For younger readers, actor and former Strictly Come Dancing contestant Mark Benton will be bringing the Durham Book Festival’s Big Read to life by reading extracts from The Wind in the Willows, which Durham Book Festival distributed 1,000 free copies of across the whole of County Durham, through schools, community centres and libraries. For very young audience members (and their families), New Writing North has commissioned a musical theatre adaptation of the picture book The Worst Princess by Anna Kemp and illustrated by Sara Ogilvie.

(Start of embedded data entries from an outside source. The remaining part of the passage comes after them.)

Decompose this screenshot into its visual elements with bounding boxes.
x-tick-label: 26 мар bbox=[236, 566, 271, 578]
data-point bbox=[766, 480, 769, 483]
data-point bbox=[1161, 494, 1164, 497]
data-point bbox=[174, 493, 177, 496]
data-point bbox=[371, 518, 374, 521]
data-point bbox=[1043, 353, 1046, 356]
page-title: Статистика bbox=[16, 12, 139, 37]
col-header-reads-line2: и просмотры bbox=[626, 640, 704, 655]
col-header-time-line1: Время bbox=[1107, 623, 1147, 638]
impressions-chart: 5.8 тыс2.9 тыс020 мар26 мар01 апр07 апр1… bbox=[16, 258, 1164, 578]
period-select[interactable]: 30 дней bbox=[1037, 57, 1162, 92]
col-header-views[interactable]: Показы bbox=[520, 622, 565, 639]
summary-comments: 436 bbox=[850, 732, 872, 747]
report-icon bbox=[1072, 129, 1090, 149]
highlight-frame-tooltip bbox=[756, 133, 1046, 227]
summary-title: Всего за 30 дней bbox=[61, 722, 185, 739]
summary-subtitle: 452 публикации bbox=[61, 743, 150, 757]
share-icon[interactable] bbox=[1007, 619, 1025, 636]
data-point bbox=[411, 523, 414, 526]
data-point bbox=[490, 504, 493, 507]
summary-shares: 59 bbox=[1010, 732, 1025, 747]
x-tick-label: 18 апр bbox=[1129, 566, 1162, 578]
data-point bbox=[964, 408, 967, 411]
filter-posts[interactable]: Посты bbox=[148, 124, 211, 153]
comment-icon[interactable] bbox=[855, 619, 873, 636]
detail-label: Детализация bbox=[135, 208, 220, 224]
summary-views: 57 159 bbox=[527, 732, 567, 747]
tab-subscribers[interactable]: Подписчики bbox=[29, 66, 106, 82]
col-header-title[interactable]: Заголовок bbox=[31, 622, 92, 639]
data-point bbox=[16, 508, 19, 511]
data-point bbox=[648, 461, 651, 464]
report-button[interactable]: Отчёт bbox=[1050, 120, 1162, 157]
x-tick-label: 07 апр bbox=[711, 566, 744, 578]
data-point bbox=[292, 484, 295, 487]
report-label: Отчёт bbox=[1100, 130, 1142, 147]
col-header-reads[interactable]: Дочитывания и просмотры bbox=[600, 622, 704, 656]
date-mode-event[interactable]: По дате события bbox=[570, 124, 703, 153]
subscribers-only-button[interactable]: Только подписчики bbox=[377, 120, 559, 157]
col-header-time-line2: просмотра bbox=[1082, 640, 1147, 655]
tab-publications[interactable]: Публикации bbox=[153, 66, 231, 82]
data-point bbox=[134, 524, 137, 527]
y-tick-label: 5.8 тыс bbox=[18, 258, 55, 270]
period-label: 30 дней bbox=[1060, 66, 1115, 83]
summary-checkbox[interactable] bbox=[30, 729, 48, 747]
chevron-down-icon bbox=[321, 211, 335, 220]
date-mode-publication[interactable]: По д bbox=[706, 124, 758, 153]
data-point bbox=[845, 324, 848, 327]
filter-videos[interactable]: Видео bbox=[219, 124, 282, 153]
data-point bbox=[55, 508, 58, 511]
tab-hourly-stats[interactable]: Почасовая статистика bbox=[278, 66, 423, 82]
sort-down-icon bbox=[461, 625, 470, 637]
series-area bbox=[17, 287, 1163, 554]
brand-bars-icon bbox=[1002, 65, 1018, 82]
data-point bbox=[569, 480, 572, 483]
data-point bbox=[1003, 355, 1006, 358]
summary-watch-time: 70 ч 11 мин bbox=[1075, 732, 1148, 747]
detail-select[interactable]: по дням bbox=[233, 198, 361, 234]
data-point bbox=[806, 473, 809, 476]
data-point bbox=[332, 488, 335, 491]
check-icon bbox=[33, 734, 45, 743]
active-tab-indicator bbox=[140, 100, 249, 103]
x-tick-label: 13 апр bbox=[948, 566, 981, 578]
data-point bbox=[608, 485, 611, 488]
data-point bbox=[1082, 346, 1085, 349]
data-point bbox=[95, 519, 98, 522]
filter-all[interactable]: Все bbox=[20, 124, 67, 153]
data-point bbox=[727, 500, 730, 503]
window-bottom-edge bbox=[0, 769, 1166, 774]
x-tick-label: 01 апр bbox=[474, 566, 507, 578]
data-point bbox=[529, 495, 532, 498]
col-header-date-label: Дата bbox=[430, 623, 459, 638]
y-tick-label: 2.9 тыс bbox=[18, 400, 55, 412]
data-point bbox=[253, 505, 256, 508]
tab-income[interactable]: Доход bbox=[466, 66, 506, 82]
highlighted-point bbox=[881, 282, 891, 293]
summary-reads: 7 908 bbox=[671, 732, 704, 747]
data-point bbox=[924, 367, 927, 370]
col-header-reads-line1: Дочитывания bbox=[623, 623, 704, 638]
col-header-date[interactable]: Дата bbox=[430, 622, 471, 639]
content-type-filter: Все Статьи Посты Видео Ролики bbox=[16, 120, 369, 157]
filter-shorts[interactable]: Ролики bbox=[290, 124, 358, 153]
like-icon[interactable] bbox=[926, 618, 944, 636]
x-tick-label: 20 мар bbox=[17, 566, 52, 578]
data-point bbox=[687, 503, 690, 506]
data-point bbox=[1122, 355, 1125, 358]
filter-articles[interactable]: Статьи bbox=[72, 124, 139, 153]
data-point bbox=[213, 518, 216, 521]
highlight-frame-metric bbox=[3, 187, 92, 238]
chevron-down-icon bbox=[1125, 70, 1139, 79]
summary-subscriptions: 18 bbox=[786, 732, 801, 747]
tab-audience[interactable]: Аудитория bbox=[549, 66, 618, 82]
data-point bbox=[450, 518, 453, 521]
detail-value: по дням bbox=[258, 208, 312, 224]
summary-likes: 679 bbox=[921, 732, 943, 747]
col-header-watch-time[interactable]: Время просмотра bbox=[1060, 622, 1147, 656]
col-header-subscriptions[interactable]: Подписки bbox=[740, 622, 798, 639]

The Worst Princess will tour to libraries, arts centres and community centres across County Durham and South East Northumberland as well as Manchester Literature Festival and Sheffield Off the Shelf Festival. This new production follows on from last year’s My Granny Is A Pirate, adapted from Val McDermid’s first picture book, which visited 30 venues around County Durham and beyond, giving 35 performances. 78% of those who attended performances were first-time attenders for performances at the venues and the feedback was outstanding.
Durham Book Festival has also commissioned a number of new pieces of work, which will be presented during the festival week. These include a piece by Anne McElvoy, public policy editor at The Economist, looking at the impact of the miners’ strike, 30 years on, as she revisits Easington with photographer Keith Pattison, who documented the strike there in 1984. Stuart Maconie will talk about his journey across County Durham, the people he met and the stories they told, and Michael Chaplin follows in the footsteps of his late father, Sid Chaplin, undertaking seven walks between Holy Island and Durham city. Michael will be considering whether the North East is still the coherent region it was in his father’s time in the 1950s, and what its future might be.
The festival is also delighted to host poet Paul Farley as this year’s Festival Laureate, a position which is made possible with support from Durham University. As Festival Laureate, Paul will be writing a new poem for the festival, which will be performed there for the first time, and will also be doing a special event for students at Durham University as well as a visit to a school.